Per lui, e per i pochi altri appartenenti alla comunità greca che vive nel
distretto di Tetritskaro, il concetto di madrepatria non è univoco. “Sono
greco, la mia madrepatria è la Georgia”, afferma.
Gli antenati
di Chirahidis sono migrati in Georgia dalla Turchia durante l'800 durante la
serie di conflitti tra l'Impero russo e quello ottomano. Nel 1886 si stima vi
siano stati 20.000 greci in Georgia. Nel successivo secolo e mezzo la comunità
è cresciuta e prosperata durante gli anni di Unione sovietica. In passato la
comunità greca popolava interi villaggi, nello specifico della regione
orientale di Kvemo Kartli: Didi Iraga, Patara Iraga, Jigrasheni, Ivanovka e
Vizirovka.
Durante il
complesso decennio seguito al collasso dell'Unione sovietica la comunità greca
si è trasferita in massa in Grecia, la quale offrì loro la cittadinanza, per
cercare lavoro nella terra dei propri antenati. Lentamente ma inesorabilmente,
i villaggi si sono svuotati e sono divenuti più silenziosi. Da un censimento
del 2014 emerge che erano 5.540 gli appartenenti alla comunità greca in
Georgia, la maggior parte dei quali – 2.113 – nei villaggi nella regione di
Kvemo Kartli.
Chirahidis
fu tra quelli che se ne andarono, e si trasferì a Salonicco, cuore industriale
del nord della Grecia e seconda città del paese. Lui e la famiglia ricevettero
passaporti greci. Suo nonno invece rimase a Didi Iraga il più a lungo possibile
e li raggiunse solo nel 1994. Morì in Grecia ma volle essere sepolto in
Georgia.
“Sono
rientrato in Georgia nel 2012 per dargli degna sepoltura, era un suo desiderio.
Ed era anche un mio di desiderio”, racconta Chirahidis in un fluente georgiano.
Oggi Chirahidis trascorre 10 mesi all'anno a Didi Iraga ma ritorna spesso a
Salonicco dove continua a vivere la sua famiglia.

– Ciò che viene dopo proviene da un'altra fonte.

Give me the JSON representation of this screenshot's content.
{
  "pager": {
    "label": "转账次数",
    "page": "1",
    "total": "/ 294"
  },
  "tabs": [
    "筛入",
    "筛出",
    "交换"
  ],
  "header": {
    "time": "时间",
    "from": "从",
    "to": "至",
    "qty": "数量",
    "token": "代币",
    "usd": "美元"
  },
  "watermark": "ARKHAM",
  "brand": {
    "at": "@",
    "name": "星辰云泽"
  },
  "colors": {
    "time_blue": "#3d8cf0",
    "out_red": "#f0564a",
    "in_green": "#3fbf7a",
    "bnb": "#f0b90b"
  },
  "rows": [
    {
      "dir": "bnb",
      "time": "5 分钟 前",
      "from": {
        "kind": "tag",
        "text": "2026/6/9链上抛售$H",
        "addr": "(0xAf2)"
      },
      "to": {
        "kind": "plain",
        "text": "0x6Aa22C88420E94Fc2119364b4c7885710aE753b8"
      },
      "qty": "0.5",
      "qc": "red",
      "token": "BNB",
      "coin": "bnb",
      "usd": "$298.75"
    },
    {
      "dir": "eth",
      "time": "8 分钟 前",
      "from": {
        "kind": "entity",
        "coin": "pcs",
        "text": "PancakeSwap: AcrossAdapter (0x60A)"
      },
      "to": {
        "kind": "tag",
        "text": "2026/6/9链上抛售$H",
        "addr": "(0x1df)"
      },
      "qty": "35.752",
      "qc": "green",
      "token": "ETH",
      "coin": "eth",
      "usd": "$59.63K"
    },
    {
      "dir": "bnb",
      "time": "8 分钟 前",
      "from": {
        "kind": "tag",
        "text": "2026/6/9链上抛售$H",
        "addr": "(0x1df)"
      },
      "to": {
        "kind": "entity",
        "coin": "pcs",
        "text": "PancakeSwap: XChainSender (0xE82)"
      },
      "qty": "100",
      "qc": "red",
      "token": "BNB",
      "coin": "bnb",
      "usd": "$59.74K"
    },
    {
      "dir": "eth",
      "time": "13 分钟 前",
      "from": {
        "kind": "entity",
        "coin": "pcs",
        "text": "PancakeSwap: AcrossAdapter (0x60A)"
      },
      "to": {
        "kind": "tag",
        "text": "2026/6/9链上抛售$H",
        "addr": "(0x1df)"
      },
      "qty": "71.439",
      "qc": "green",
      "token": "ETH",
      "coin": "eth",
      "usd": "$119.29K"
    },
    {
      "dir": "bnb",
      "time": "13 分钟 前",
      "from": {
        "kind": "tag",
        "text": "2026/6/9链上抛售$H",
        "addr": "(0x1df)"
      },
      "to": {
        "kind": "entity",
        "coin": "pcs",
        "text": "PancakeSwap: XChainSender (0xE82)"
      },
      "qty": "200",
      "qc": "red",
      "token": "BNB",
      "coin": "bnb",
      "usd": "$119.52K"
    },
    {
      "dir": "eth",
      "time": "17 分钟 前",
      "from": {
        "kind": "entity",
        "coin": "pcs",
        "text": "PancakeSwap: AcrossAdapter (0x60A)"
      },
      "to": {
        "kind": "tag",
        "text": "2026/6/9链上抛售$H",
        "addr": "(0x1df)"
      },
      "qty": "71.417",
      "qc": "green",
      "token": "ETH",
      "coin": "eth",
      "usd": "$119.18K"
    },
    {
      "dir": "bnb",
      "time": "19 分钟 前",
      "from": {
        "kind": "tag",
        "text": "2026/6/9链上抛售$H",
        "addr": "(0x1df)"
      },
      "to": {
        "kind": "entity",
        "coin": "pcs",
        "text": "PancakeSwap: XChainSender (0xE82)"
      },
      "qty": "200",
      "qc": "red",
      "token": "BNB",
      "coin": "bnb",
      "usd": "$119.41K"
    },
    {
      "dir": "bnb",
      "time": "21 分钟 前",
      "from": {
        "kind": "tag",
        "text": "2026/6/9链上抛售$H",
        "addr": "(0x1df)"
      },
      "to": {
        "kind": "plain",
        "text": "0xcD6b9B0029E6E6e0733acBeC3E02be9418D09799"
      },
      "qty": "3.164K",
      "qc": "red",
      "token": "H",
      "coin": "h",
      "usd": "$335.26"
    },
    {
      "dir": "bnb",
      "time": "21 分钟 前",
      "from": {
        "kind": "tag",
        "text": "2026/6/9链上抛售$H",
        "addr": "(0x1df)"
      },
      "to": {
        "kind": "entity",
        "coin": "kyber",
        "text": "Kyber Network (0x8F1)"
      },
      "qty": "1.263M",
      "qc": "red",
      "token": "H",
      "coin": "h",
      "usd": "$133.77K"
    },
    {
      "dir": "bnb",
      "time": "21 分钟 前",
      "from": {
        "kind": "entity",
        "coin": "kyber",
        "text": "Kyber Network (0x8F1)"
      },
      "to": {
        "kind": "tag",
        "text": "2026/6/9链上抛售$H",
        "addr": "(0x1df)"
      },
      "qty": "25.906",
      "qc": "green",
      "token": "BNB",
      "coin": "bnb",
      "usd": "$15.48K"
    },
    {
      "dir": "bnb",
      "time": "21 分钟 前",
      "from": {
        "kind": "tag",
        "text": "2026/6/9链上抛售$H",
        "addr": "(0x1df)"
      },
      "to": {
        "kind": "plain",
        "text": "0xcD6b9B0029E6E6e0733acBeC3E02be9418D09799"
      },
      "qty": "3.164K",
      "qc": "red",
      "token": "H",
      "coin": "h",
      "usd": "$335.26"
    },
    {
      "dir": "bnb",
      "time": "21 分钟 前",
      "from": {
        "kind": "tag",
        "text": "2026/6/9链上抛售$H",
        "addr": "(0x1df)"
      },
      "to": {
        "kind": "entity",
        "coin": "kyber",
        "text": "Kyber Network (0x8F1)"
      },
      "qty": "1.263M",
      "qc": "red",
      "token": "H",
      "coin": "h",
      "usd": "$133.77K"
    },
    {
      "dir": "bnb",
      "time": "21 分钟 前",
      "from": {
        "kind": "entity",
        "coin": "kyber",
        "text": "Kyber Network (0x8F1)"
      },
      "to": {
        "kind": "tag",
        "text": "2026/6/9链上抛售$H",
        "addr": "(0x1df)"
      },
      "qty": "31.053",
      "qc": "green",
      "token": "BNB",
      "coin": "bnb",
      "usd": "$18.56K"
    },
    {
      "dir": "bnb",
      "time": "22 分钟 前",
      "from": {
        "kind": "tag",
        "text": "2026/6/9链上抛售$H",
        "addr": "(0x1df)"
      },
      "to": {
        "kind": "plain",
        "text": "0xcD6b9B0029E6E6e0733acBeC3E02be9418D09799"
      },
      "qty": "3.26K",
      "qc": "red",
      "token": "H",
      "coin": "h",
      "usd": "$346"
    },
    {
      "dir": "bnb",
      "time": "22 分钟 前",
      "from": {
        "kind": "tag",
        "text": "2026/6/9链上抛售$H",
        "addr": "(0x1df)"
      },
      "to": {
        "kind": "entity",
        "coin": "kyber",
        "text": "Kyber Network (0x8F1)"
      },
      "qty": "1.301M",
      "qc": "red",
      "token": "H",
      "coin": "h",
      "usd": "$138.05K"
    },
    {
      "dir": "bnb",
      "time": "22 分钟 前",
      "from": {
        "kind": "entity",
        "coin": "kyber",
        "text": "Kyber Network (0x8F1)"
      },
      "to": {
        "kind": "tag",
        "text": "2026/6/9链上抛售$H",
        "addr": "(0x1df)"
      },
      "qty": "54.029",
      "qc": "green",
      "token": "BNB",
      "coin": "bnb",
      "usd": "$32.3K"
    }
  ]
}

La Grecia è divenuta casa per
sua moglie e i suoi figli.
“Ma mi hanno
detto che continueranno a tenere questa casa anche dopo la mia morte”.
Chi desidera
mantenere un contatto con la terra natia torna o per le vacanze oppure se deve
registrare proprietà ereditate da genitori o nonni.
Chirahidis è
un ex camionista, non ha ancora una pensione e in modo occasionale gli capita
di lavorare per qualche giorno; la sua famiglia gli invia qualche centinaia di
euro al mese per il suo sostentamento. Nel proprio giardino ha poi alberi da
frutto e Chirahidis si produce sia il proprio vino che la chacha, la grappa
georgiana ricavate dalle vinacce. “Ho anche lavorato come scalpellino, era una
professione comune tra i greci che abitavano qui. E' per questo che tutte le
case dei greci sono fatte di pietra”.
A pochi
chilometri di distanza vive Sofia Papunidi. E' una dei cento abitanti rimasti a
Jigrasheni. Condivide i sentimenti di Chirahidis: si sente greca ma è la
Georgia il posto dove è nata e dove vuole vivere. “Mio marito è morto dieci
anni fa. Ho deciso di continuare a vivere in questa casa che abbiamo costruito
insieme con molti sforzi. Ho detto a mia figlia, che vive in Grecia, che non
abbandonerò questa casa ma che potrà venderla una volta che sarò morta”,
racconta quest'ottantenne che migrò anche lei in Grecia negli anni '90 per poi
tornare qualche anno dopo. “Ero scioccata, c'era asfalto ovunque, anche nei
paesini. Mi sono detta che non era casa mia e che volevo ritornare in Georgia.
Sono nata e cresciuta in Georgia. Il mio posto è qui, voglio essere sepolta
qui, al fianco di mio marito”.
Per quanto
riguarda i giovani che vivono qui, possono essere contati sulle dita di una
mano. A Patara Iraga vivono 173 persone tra cui vi sono poche famiglie con
figli piccoli: sono solo 4 i bambini appartenenti alla comunità greca che
frequentano la scuola locale.
Sono rari,
ma ci sono, anche i casi di chi si è mosso in direzione contraria. Marina
Tsiripidi è nata in Georgia, come i suoi genitori. Poi ha sposato Vasily, che
si è spostato dalla Grecia in Georgia. Sono passati ormai 12 anni e ormai sente
la Georgia come la propria casa. La vita è dura ma Marina non pensa di tornare
in Grecia e nemmeno lo desidera.
“Gli piace
qui, lavora nel bosco come taglialegna. Io lavoro nella scuola locale
frequentata anche da nostra figlia Afanasia, che ha 12 anni”.
Chirahidis
cerca di essere ottimista sul futuro, ma non è facile. Sua moglie e i suoi
figli gli fanno visita solo raramente, quasi sempre durante festività condivise
da greci e georgiani dopo secoli di coabitazione.
Sa però dove
vuole che il suo viaggi finisca e punta con il dito il piccolo cimitero. “E' lì
che voglio riposare. E' qui che voglio morire”.